Per evitare questa penalizzazione, la Circolare n. 2/E del 2026 impone che le somme assoggettate all’imposta sostitutiva del 5% vengano incluse nel computo ai fini della verifica del diritto al trattamento integrativo. In questo caso specifico, e solo in questo caso, le somme detassate “rientrano” nel calcolo.

Il dilemma della convenienza: quando conviene rinunciare alla detassazione

L’interazione tra le due misure può produrre effetti non lineari, specialmente per i lavoratori con redditi vicini alle soglie critiche.

In linea generale, la detassazione al 5% produce un risparmio diretto: invece di pagare l’aliquota marginale IRPEF ordinaria sugli incrementi contrattuali, si paga il 5%. Per un lavoratore con aliquota marginale del 35%, il risparmio è rilevante.

Ma questo risparmio ha un costo indiretto: la base di calcolo della somma integrativa si riduce, e il beneficio di quella misura diminuisce. Per i lavoratori con redditi intorno a 20.000 euro, la riduzione della somma integrativa potrebbe in alcuni casi superare il risparmio IRPEF ottenuto con la detassazione.

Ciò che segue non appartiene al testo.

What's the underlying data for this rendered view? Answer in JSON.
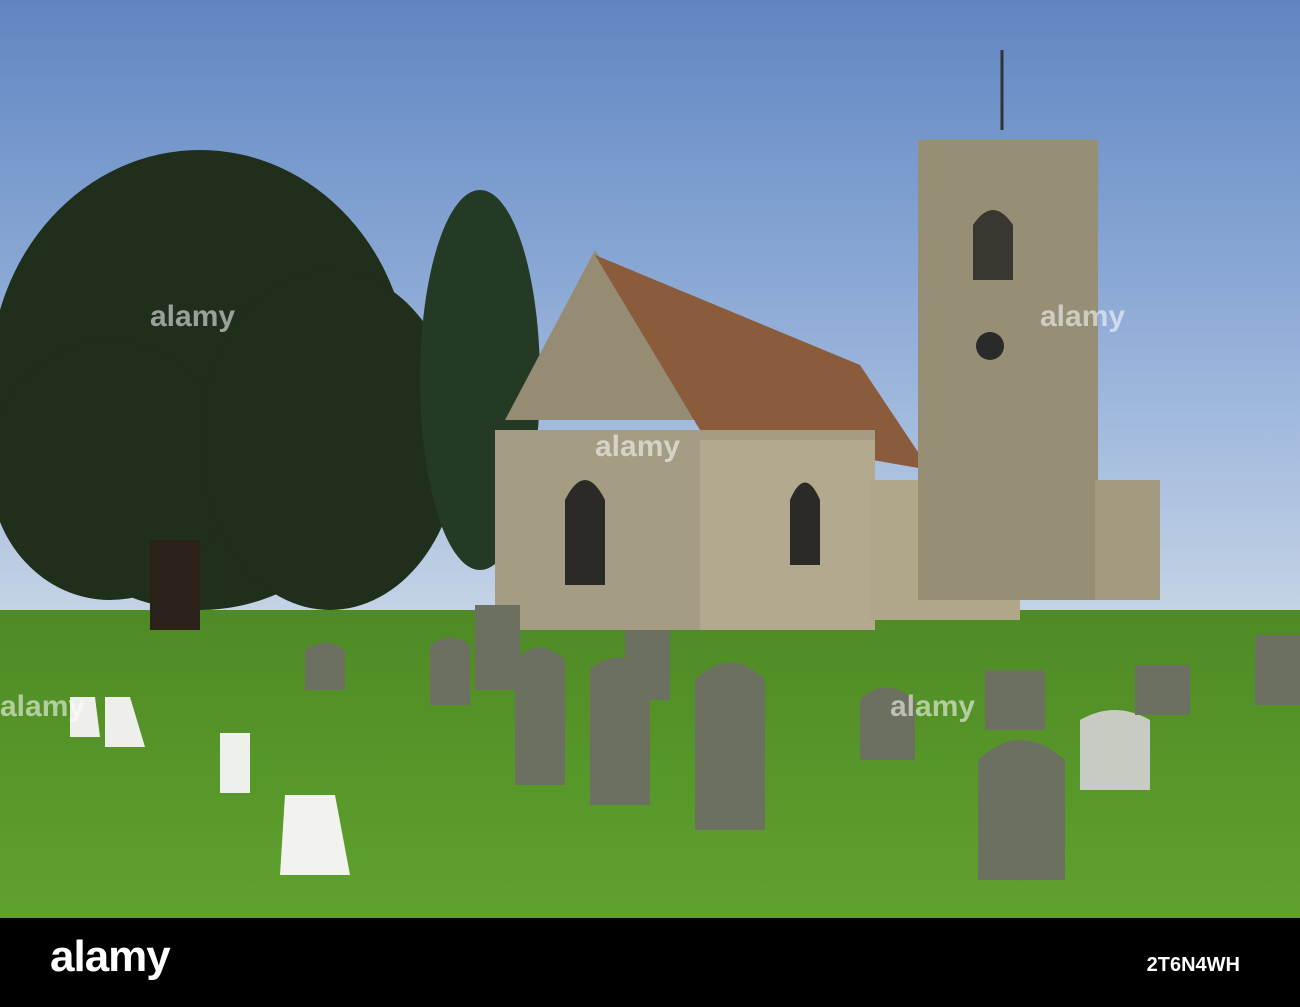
{
  "watermark": {
    "brand": "alamy",
    "image_id": "2T6N4WH"
  },
  "colors": {
    "sky": "#6f93c9",
    "grass": "#5a9a2a",
    "stone": "#a39a82",
    "yew": "#1f2f1c",
    "bar": "#000000"
  }
}
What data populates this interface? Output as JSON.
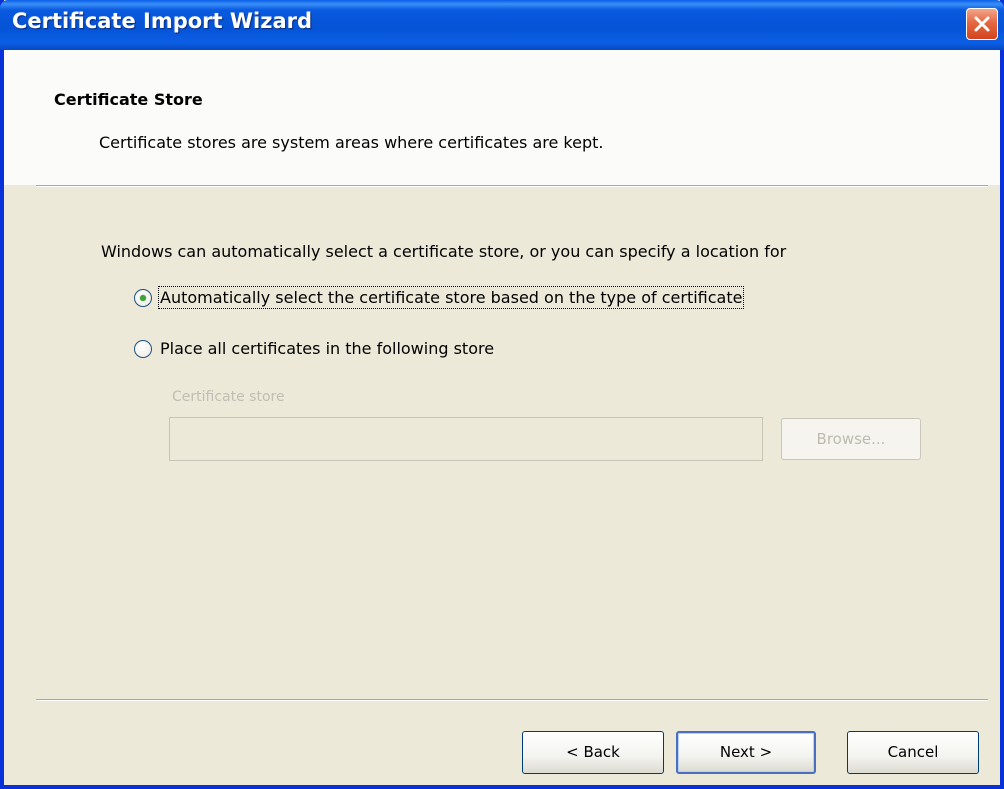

Lo stesso ragionamento vale per i lavoratori con redditi intorno a 32.000-40.000 euro, dove il meccanismo di decalage dell’ulteriore detrazione è più sensibile alle variazioni del reddito complessivo.

La soluzione è una simulazione comparata caso per caso: si calcola il beneficio netto nello scenario con detassazione al 5% e lo si confronta con il beneficio netto nello scenario con tassazione ordinaria, tenendo conto dell’impatto sulla somma integrativa, sull’ulteriore detrazione, sul bonus 100 euro e sulle detrazioni per carichi di famiglia e oneri deducibili.

Se dalla simulazione emerge che la tassazione ordinaria è complessivamente più conveniente, il lavoratore può rinunciare per iscritto all’imposta sostitutiva, come espressamente previsto dall’art. 1, comma 7, della legge 199/2025. La rinuncia deve essere comunicata al sostituto d’imposta, che applicherà la tassazione IRPEF ordinaria sull’intero reddito.

Riepilogo: tre misure, tre regole diverse

Il quadro si può sintetizzare in modo diretto.

Per la somma integrativa (comma 4, legge 207/2024): le somme detassate al 5% non rilevano né per la soglia di 20.000 euro né come base di calcolo della somma.

Per l’ulteriore detrazione (comma 6, legge 207/2024): le somme detassate al 5% non rilevano né per le soglie di 20.000 e 40.000 euro né per il meccanismo di decalage tra 32.000 e 40.000 euro.

Per il trattamento integrativo (d.l. 3/2020, bonus 100 euro): per espressa previsione della Circolare n. 2/E del 2026, le somme detassate al 5% devono essere incluse nel computo ai fini del test di capienza, per evitare che la detassazione produca una penalizzazione sull’accesso al bonus.

Il sostituto d’imposta — datore di lavoro o intermediario abilitato — è tenuto a gestire correttamente queste interazioni in sede di conguaglio fiscale, e per i lavoratori con redditi prossimi alle soglie critiche è raccomandabile effettuare la simulazione prima di applicare automaticamente la detassazione.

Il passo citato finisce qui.